La France, soupçonnée d’être le commanditaire de l’intervention armée de la CEDEAO pour rétablir son « valet local » au pouvoir, est désormais inaudible et ses 1 500 militaires stationnés au Niger dans le cadre de la lutte anti-terroriste achèvent leur rapatriement ce mois de décembre. Et ce, après des manifestations monstres de Nigériens révoltés contre leur présence dans le pays. Lors de son sommet tenu le 10 décembre dernier, à son siège à Abuja, la CEDEAO a, certes, maintenu ses sanctions économiques et financières contre le Niger. Mais elle consent désormais à les alléger en contrepartie de l’engagement de la partie nigérienne à fixer un court délai de la période de Transition.

La rencontre a aussi décidé qu’un comité composé des présidents du Bénin, du Togo et de la Sierra Leone négocierait avec le régime militaire nigérien sur les engagements à mettre en œuvre, avant un éventuel assouplissement des sanctions prises par l’organisation régionale peu après le coup d’Etat du 26 juillet 2023. Quelques jours plus tard, soit le 15 décembre, c’est au tour de la Cour de justice de la CEDEAO d’ordonner la remise en liberté et le retour au pouvoir du président Bazoum. En sus, la juridiction ouest-africaine a donné un mois aux autorités militaires du Niger pour exécuter ses décisions.

Dialogue et négociation

A la lumière de ces derniers développements, il apparait que la CEDEAO opte définitivement pour le dialogue et la négociation en lieu et place de l’usage de la force. En plus des négociations qui auront cours entre la médiation et le pouvoir militaire pour parvenir à un chronogramme d’un retour à l’ordre constitutionnel, la logique voudrait que la question de la libération du président Mohamed Bazoum et des membres de sa famille ne soit pas éclipsée. Il reste à espérer que les deux parties jouent la carte de la transparence et parviennent à des solutions acceptées par tous.

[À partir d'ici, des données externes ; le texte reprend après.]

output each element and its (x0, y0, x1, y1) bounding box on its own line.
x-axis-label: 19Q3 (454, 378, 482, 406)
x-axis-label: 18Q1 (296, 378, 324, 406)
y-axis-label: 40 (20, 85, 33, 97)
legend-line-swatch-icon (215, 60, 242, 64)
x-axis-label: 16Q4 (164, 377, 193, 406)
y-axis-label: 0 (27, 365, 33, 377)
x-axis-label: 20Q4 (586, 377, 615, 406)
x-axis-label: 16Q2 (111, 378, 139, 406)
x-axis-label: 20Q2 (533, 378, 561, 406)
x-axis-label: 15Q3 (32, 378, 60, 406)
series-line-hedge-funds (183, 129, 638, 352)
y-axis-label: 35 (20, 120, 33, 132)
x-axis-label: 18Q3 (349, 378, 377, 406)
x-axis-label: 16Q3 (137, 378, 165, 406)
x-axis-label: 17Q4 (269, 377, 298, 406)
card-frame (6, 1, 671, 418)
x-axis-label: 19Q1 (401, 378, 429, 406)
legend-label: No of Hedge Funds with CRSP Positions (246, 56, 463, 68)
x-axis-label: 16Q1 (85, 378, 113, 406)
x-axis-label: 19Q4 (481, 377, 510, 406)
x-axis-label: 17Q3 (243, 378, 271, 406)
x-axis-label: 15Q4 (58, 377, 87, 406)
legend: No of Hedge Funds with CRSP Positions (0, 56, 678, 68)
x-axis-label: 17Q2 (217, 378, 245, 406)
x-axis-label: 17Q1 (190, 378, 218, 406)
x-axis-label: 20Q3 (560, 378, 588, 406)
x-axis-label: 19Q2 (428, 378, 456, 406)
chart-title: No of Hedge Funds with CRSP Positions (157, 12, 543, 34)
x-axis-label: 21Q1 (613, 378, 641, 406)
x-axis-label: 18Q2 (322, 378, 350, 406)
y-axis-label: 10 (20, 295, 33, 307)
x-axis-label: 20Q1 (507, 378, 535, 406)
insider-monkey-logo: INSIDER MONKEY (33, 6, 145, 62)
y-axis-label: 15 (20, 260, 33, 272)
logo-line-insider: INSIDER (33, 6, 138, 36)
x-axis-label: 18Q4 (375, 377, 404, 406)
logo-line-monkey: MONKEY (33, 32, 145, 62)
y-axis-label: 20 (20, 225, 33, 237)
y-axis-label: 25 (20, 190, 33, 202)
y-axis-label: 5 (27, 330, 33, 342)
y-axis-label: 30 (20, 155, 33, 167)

Le peuple nigérien, durement éprouvé par les sanctions économiques et financières très sévères de la part de la CEDEAO et privé par moment d’électricité du Nigeria qui lui coupe le jus, a besoin de sortir de cette souffrance qui perdure. Ce dont les peuples de l’espace ouest-africain attendent de la CEDEAO, ce sont des approches beaucoup plus réalistes de sa part, pour trouver des solutions aux problèmes politiques qui se posent dans cette zone. A l’endroit de ses pays membres dirigés par des militaires issus de récents coups d’Etat, le réalisme doit guider l’action de l’organe d’intégration sous régionale, à travers le dialogue et la concertation avec les autorités de ces pays.

Cela, en lieu et place des sanctions punitives et des discours guerriers qui se révèlent la plupart du temps inopérants et inefficaces et qui la discréditent davantage aux yeux des populations de l’espace, qui en réalité se retrouvent à souffrir le martyre. Au Burkina Faso, par exemple, l’on entend de la CEDEAO, qu’elle aide à trouver des solutions face au péril terroriste qui menace la stabilité du pays. Elle ferait ainsi œuvre utile, en lieu et place de la contrainte à aller de façon précipitée vers des élections, alors que la totalité du territoire n’est pas sous contrôle de l’Etat.